« Les doigts de Ryüji touchèrent les bouts de ses seins sur la robe de coton bleu. Elle tourna légèrement la tête, ses cheveux lui chatouillèrent le nez. Comme toujours, il eut la sensation d’être venu de très loin, de l’autre bout de la terre, pour arriver à un point délicatement sensible, un frisson au bout de ses doigts, près d’une fenêtre, un matin d’été »
J’aime tellement les livres qui me ramènent à la mer, qu’elle soit tempête ou douceur. Les vagues ont ce pouvoir de me bercer l’âme. Chaque fois, j’ai cette sensation de volupté marine qui chatouille le grain de ma peau. Dans ce roman, Mishima arrive si bien à allier les passions de la mer à la sensualité des corps nus dans l’étreinte. Cette imbrication des sens, dans l’amour, est enivrante...
Ryüji est un officier de la marine marchande. En bon solitaire, il n’a que, pour seule compagne, la mer. Jusqu’au jour où il rencontre Fusako, à Yokohama, cette femme douce et délicate, si féminine.
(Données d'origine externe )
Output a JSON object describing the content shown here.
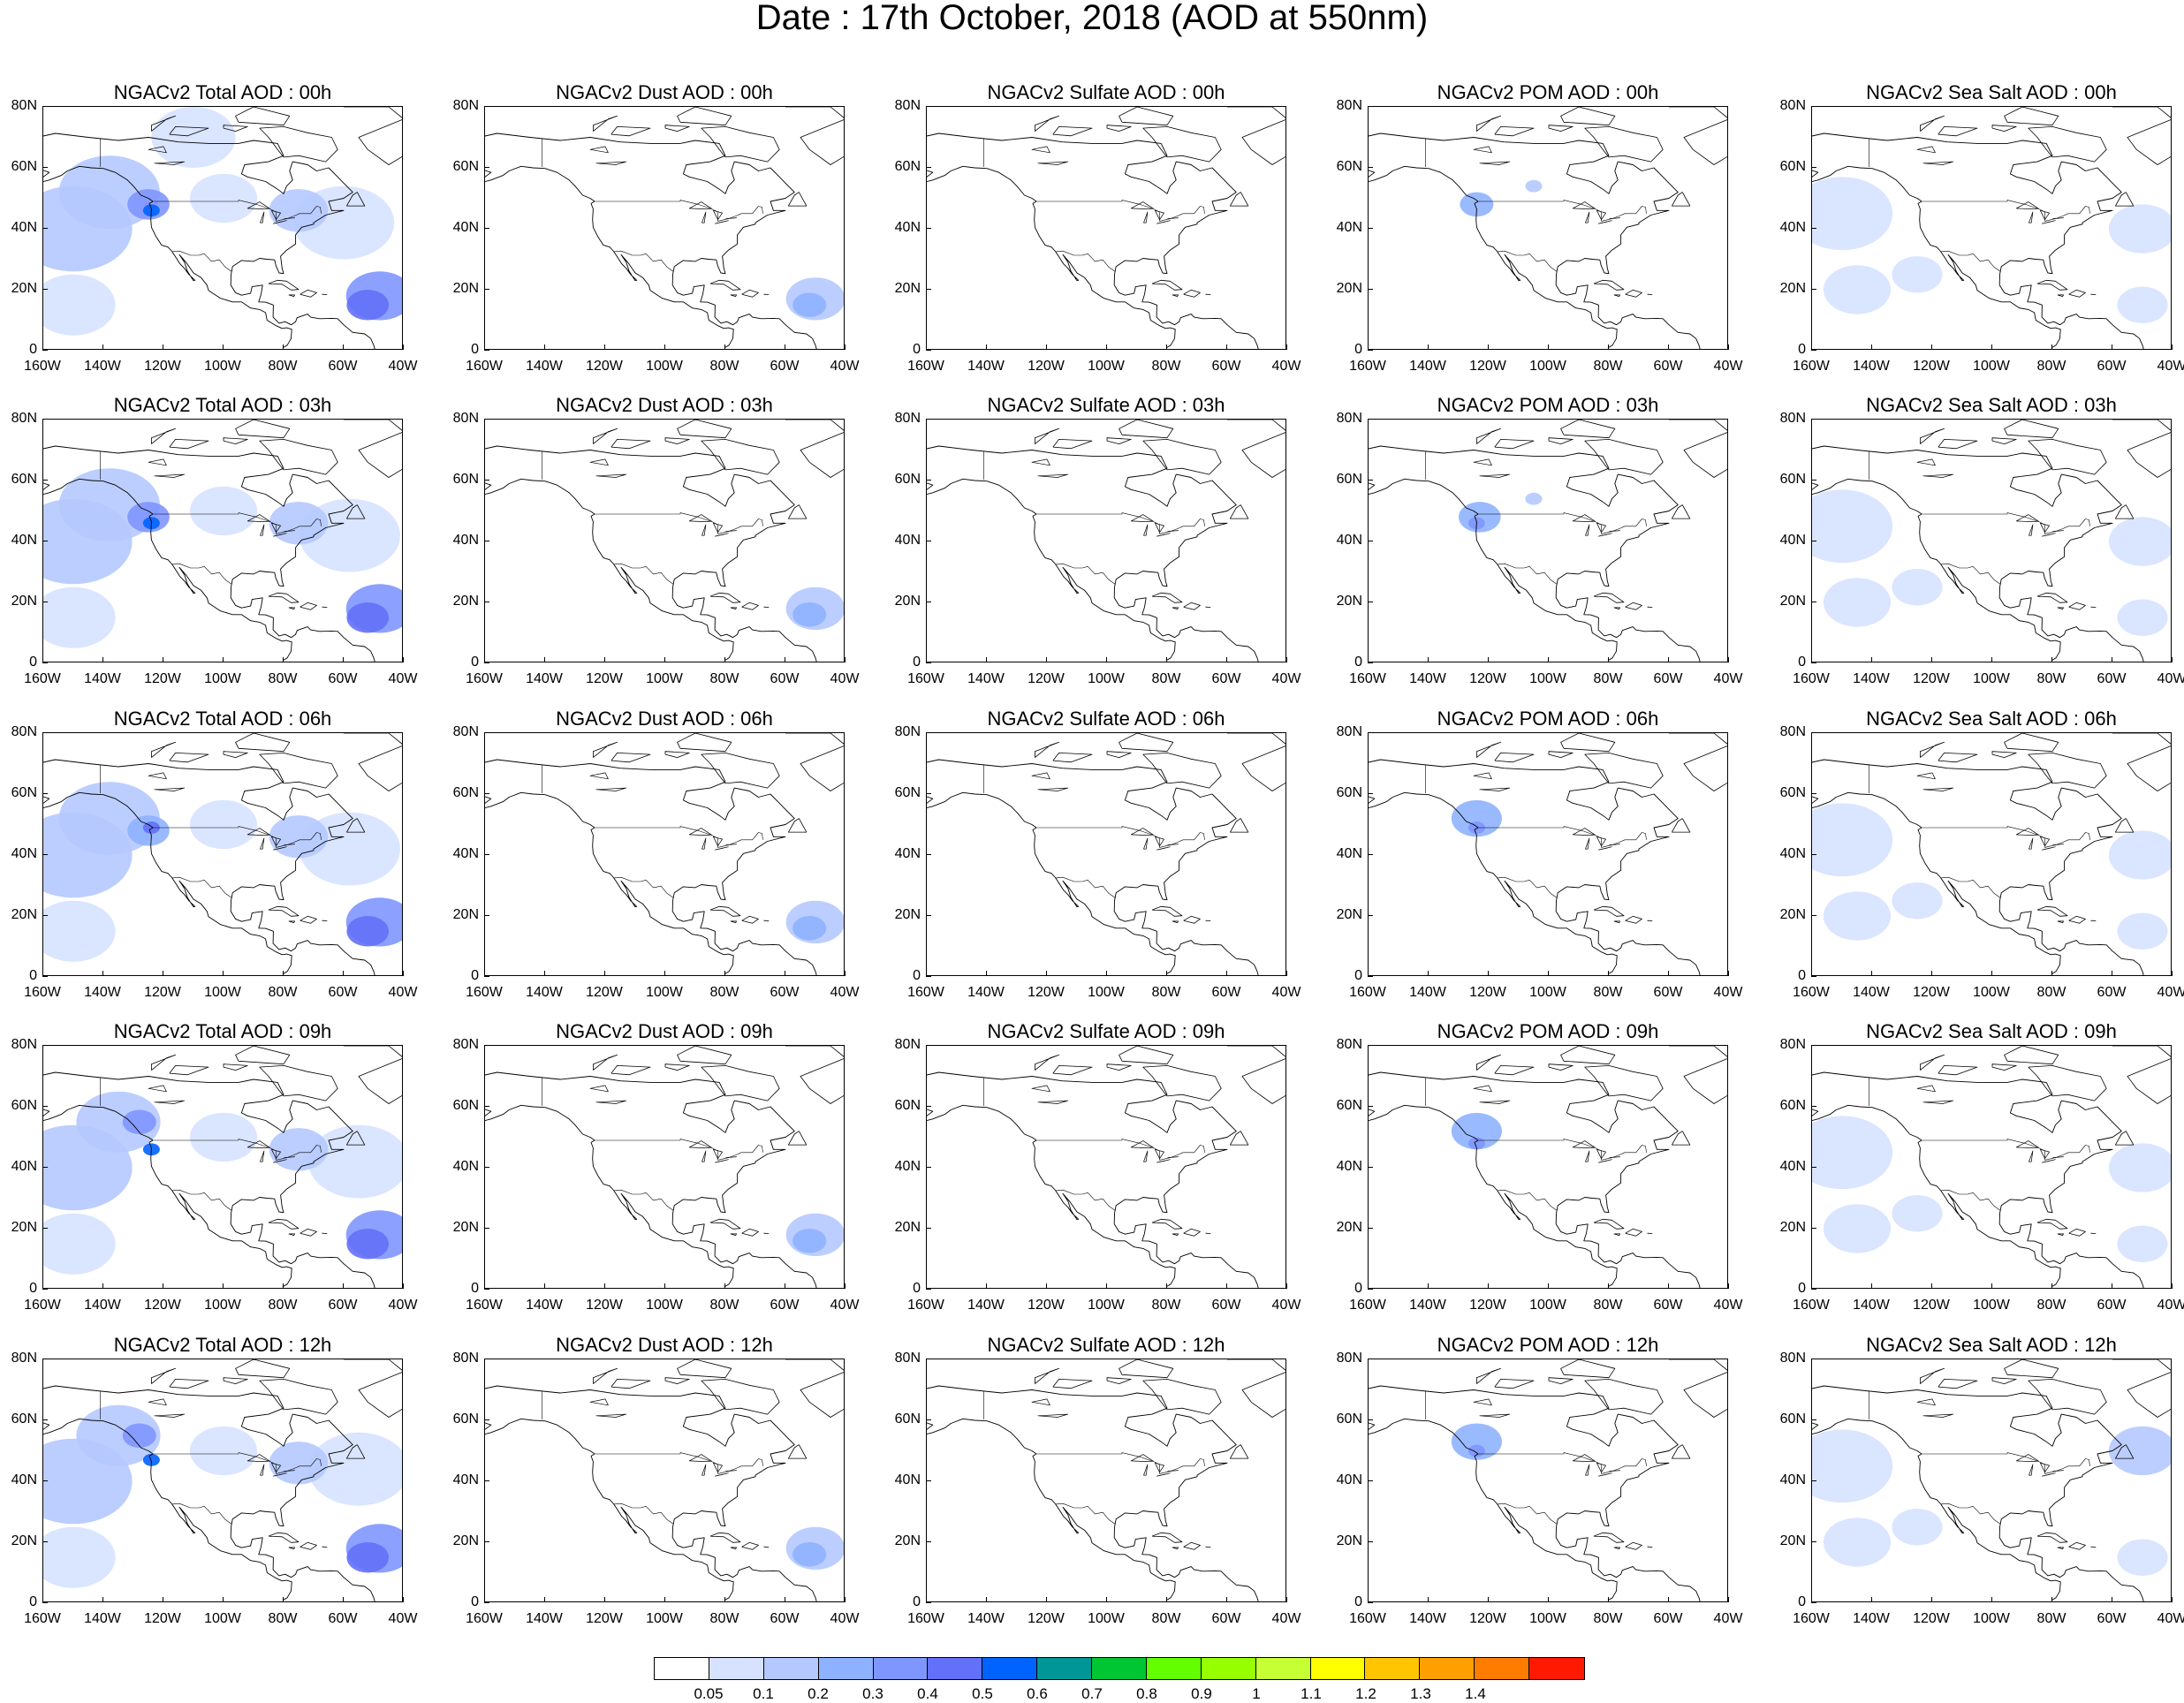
{
  "title": "Date : 17th October, 2018 (AOD at 550nm)",
  "columns": [
    "Total",
    "Dust",
    "Sulfate",
    "POM",
    "Sea Salt"
  ],
  "rows": [
    "00h",
    "03h",
    "06h",
    "09h",
    "12h"
  ],
  "panel_titles": [
    [
      "NGACv2 Total AOD : 00h",
      "NGACv2 Dust AOD : 00h",
      "NGACv2 Sulfate AOD : 00h",
      "NGACv2 POM AOD : 00h",
      "NGACv2 Sea Salt AOD : 00h"
    ],
    [
      "NGACv2 Total AOD : 03h",
      "NGACv2 Dust AOD : 03h",
      "NGACv2 Sulfate AOD : 03h",
      "NGACv2 POM AOD : 03h",
      "NGACv2 Sea Salt AOD : 03h"
    ],
    [
      "NGACv2 Total AOD : 06h",
      "NGACv2 Dust AOD : 06h",
      "NGACv2 Sulfate AOD : 06h",
      "NGACv2 POM AOD : 06h",
      "NGACv2 Sea Salt AOD : 06h"
    ],
    [
      "NGACv2 Total AOD : 09h",
      "NGACv2 Dust AOD : 09h",
      "NGACv2 Sulfate AOD : 09h",
      "NGACv2 POM AOD : 09h",
      "NGACv2 Sea Salt  AOD : 09h"
    ],
    [
      "NGACv2 Total AOD  : 12h",
      "NGACv2 Dust AOD : 12h",
      "NGACv2 Sulfate AOD : 12h",
      "NGACv2 POM  AOD : 12h",
      "NGACv2 Sea Salt  AOD : 12h"
    ]
  ],
  "y_ticks": [
    "80N",
    "60N",
    "40N",
    "20N",
    "0"
  ],
  "x_ticks": [
    "160W",
    "140W",
    "120W",
    "100W",
    "80W",
    "60W",
    "40W"
  ],
  "colorbar": {
    "levels": [
      "0.05",
      "0.1",
      "0.2",
      "0.3",
      "0.4",
      "0.5",
      "0.6",
      "0.7",
      "0.8",
      "0.9",
      "1",
      "1.1",
      "1.2",
      "1.3",
      "1.4"
    ],
    "colors": [
      "#ffffff",
      "#d6e2ff",
      "#b5c9ff",
      "#8eb2ff",
      "#7f96ff",
      "#6370f8",
      "#0063ff",
      "#009696",
      "#00c633",
      "#63ff00",
      "#96ff00",
      "#c6ff33",
      "#ffff00",
      "#ffc600",
      "#ffa000",
      "#ff7c00",
      "#ff1900"
    ]
  },
  "map_extent": {
    "lon": [
      -160,
      -40
    ],
    "lat": [
      0,
      80
    ]
  }
}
C’est le choc amoureux. Il ne trouvera d’autres mots, pour lui exprimer sa passion, que ces longs baisers glissant le long de son corps. Un homme tendre et doux. Un homme sensible, saisissant. Ils s’aimeront des jours durant, jusqu’au petit matin, de nuits folles, de caresses et d’un amour charnel émouvant…
« Sa chair semblait comme une armure dont il aurait pu se débarrasser au besoin. Alors elle regarda avec surprise, émergeant de l’épaisse forêt du bas-ventre, la tour du temple triomphalement érigée »
…jusqu’au prochain départ en mer, tant redouté. À peine se sont-ils quittés qu’ils s’attendent déjà. Et au jour des retrouvailles, Ryüji pleure d’émotion de la revoir, les larmes s’écoulent le long de sa joue (un homme ému aux larmes, comme c’est craquant !). Abandonnera-t-il tout ce qui l’avait détaché du monde par amour ? Qui triomphera entre ces séparations dont il n’arrive pas à effacer le souvenir et son dégoût de la terre ferme ? La sirène retentit, l’histoire le dira…
Une ombre noircit le tableau, le fils de Fusako, Norobu, 13 ans. Depuis la mort de son père, il n’a jamais pu accepter un autre homme dans leur vie. Il se sent troublé, confus. Il est profondément tourmenté par les étreintes de sa mère qu’il surprend, une nuit, à travers le petit interstice de sa commode. Tourmenté parce qu’il n’en comprend pas le sens. Ces nuits le placent dans un isolement qu’il ne supporte pas.
Les jeunes qui lui tiennent lieu de famille sont une bande de délinquants. Leur mot d’ordre : « ne faire preuve d’aucune passion ». Quand ils se rencontrent, ils discutent de l’ « inutilité de l’espèce humaine », ils changent le monde. Une scène assez horrifiante du roman nous décrit dans les détails la manière dont ils s’y prennent pour tuer sadiquement un chat et le disséquer ensuite. Deuxième mot d’ordre : « briser pour briser ». Des gestes qu’ils croient nécessaires pour combler les grands vides du monde. Suite à la nuit d’amour que Noboru surprend entre sa mère et Ryüji, Norobu leur parle du marin. Qu’en feront-ils?
Ce roman est bouleversant, sensible, humain, dérangeant. Ces Japonais ont le talent d’allier la douceur à la brutalité, pour la rendre presque belle, intouchable. Écrit avec cette poésie que j’aime tant, des métaphores sublimes, dans un langage imagé et tendre. Quand on connaît la manière dont l’auteur s’est donné la mort, on ne s’étonne pas que ses personnages soient habités par la fatalité. C’est pourtant d’une belle sensualité. Mishima, j’y reviens toujours…
« C’est vraiment grâce à la mer que l’idée m’est venue de penser à l’amour plus qu’à toute autre chose, à un amour qui vous consume, qui vaille qu’on en meure. Pour un homme constamment enfermé dans un bateau d’acier, la mer qui l’entoure ressemble à une femme. Cela est évident quand on connaît ses accalmies et ses tempêtes, ses caprices ou la beauté de sa poitrine reflétant le soleil couchant ».